Allah Ta'ala berfirman: "Dan mukmin laki-laki dan mukmin wanita, satu sama lainnya, mereka adalah kekasih, hendaknya saling beramar ma'ruf dan nahi munkar, saling mengajak mendirikan sholat, menunaikan zakat, taat kepada Allah dan Rosul-Nya, merekalah orang-orang yg dirahmati Allah, sesungguhnya Allah adalah Dzat Yang Maha Perkasa lagi Maha Hikmah". (QS.At-Taubah: 71).

Ini adalah gambaran dari sifat seorang mukmin dan ini adalah akhlaknya, antara satu dengan lainnya tidak saling dengki, tidak iri dan hasad, tidak curang dan khiyanat, tidak memberikan julukan buruk, merendahkan dan tidak pula hal lain yang mendatangkan perpecahan dan permusuhan.
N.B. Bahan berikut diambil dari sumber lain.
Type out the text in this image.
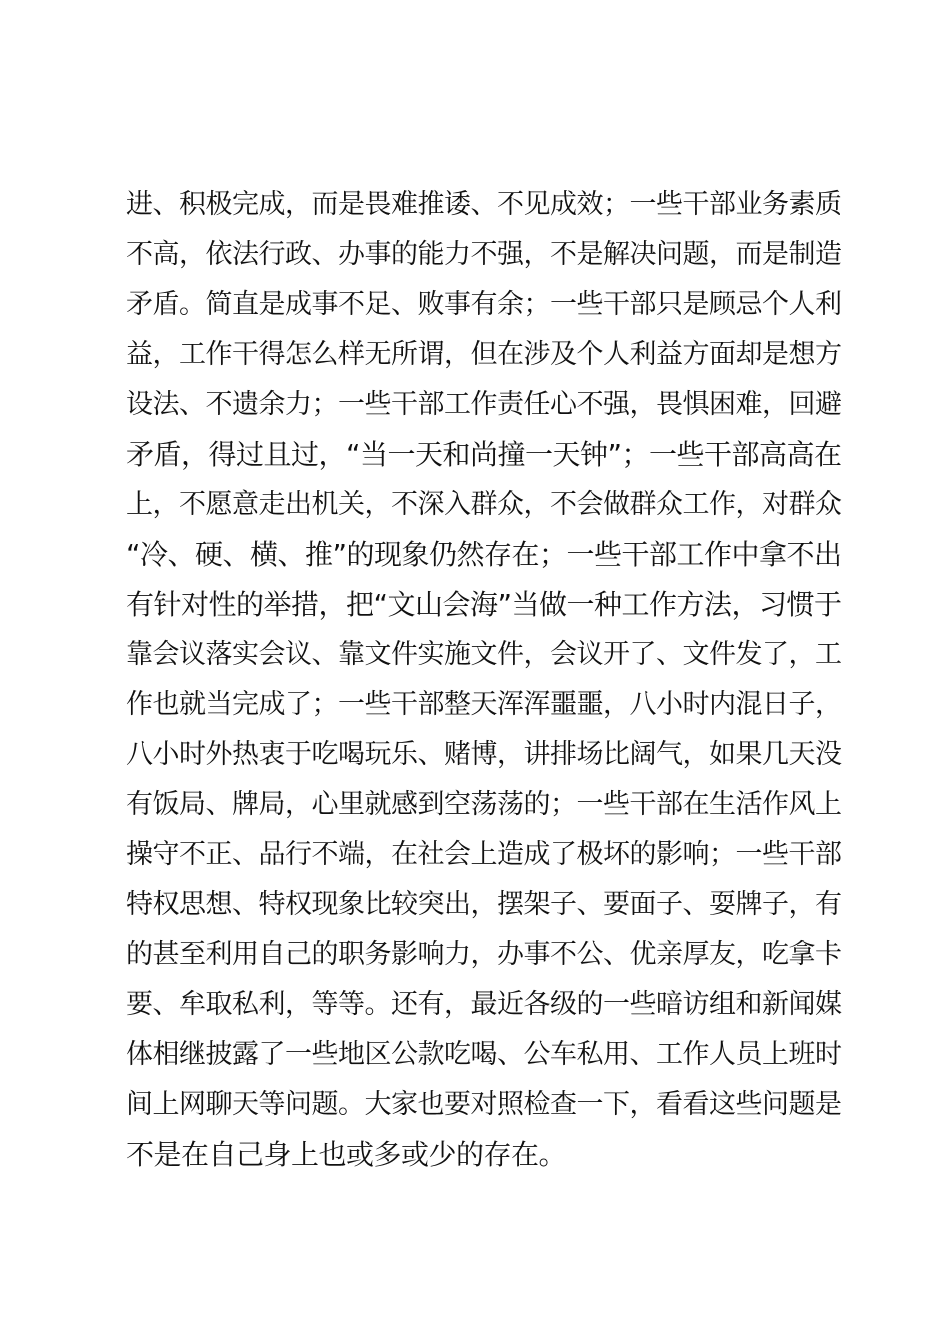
进、积极完成，而是畏难推诿、不见成效；一些干部业务素质
不高，依法行政、办事的能力不强，不是解决问题，而是制造
矛盾。简直是成事不足、败事有余；一些干部只是顾忌个人利
益，工作干得怎么样无所谓，但在涉及个人利益方面却是想方
设法、不遗余力；一些干部工作责任心不强，畏惧困难，回避
矛盾，得过且过，“当一天和尚撞一天钟”；一些干部高高在
上，不愿意走出机关，不深入群众，不会做群众工作，对群众
“冷、硬、横、推”的现象仍然存在；一些干部工作中拿不出
有针对性的举措，把“文山会海”当做一种工作方法，习惯于
靠会议落实会议、靠文件实施文件，会议开了、文件发了，工
作也就当完成了；一些干部整天浑浑噩噩，八小时内混日子，
八小时外热衷于吃喝玩乐、赌博，讲排场比阔气，如果几天没
有饭局、牌局，心里就感到空荡荡的；一些干部在生活作风上
操守不正、品行不端，在社会上造成了极坏的影响；一些干部
特权思想、特权现象比较突出，摆架子、要面子、耍牌子，有
的甚至利用自己的职务影响力，办事不公、优亲厚友，吃拿卡
要、牟取私利，等等。还有，最近各级的一些暗访组和新闻媒
体相继披露了一些地区公款吃喝、公车私用、工作人员上班时
间上网聊天等问题。大家也要对照检查一下，看看这些问题是
不是在自己身上也或多或少的存在。
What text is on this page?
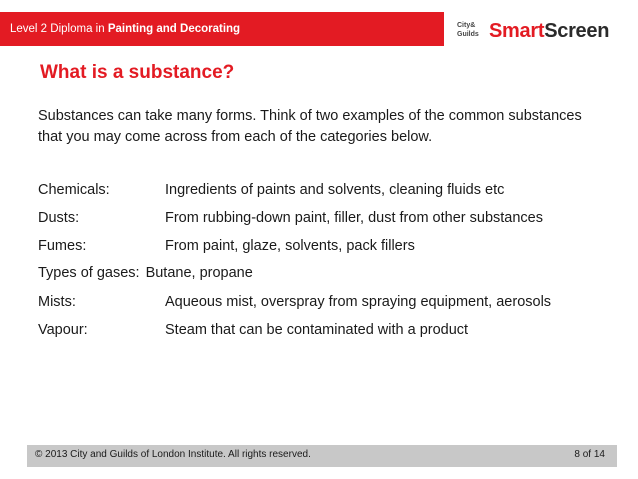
Level 2 Diploma in Painting and Decorating	City&
Guilds Smart Screen
What is a substance?
Substances can take many forms. Think of two examples of the common substances that you may come across from each of the categories below.
Chemicals:	Ingredients of paints and solvents, cleaning fluids etc
Dusts:	From rubbing-down paint, filler, dust from other substances
Fumes:	From paint, glaze, solvents, pack fillers
Types of gases: Butane, propane
Mists:	Aqueous mist, overspray from spraying equipment, aerosols
Vapour:	Steam that can be contaminated with a product
© 2013 City and Guilds of London Institute. All rights reserved.	8 of 14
Akan tetapi hendaknya mereka satu sama lain saling cinta-kasih karena Allah semata, saling mewasiatkan dalam jalan yang hak dan diatas kesabaran dalam segala kebaikan.

Tujuan utama mereka adalah menegakkan syari'at Allah, dengan mendirikan sholat, menunaikan zakat, taat kepada Allah dan Rasul-Nya, senantiasa membaca Kitab Allah Al-Qur'an Al-Karim dengan penuh tadabur. Allah Ta'ala berfirman: "Sesungguhnya Al-Qur'an ini menunjuki kepada jalan yang lebih sempurna dan memberikan kabar gembira kepada orang mukmin yang mengerjakan kebaikan, bahwa mereka akan mendapat pahala yang besar ". (QS.Al-Isra': 9).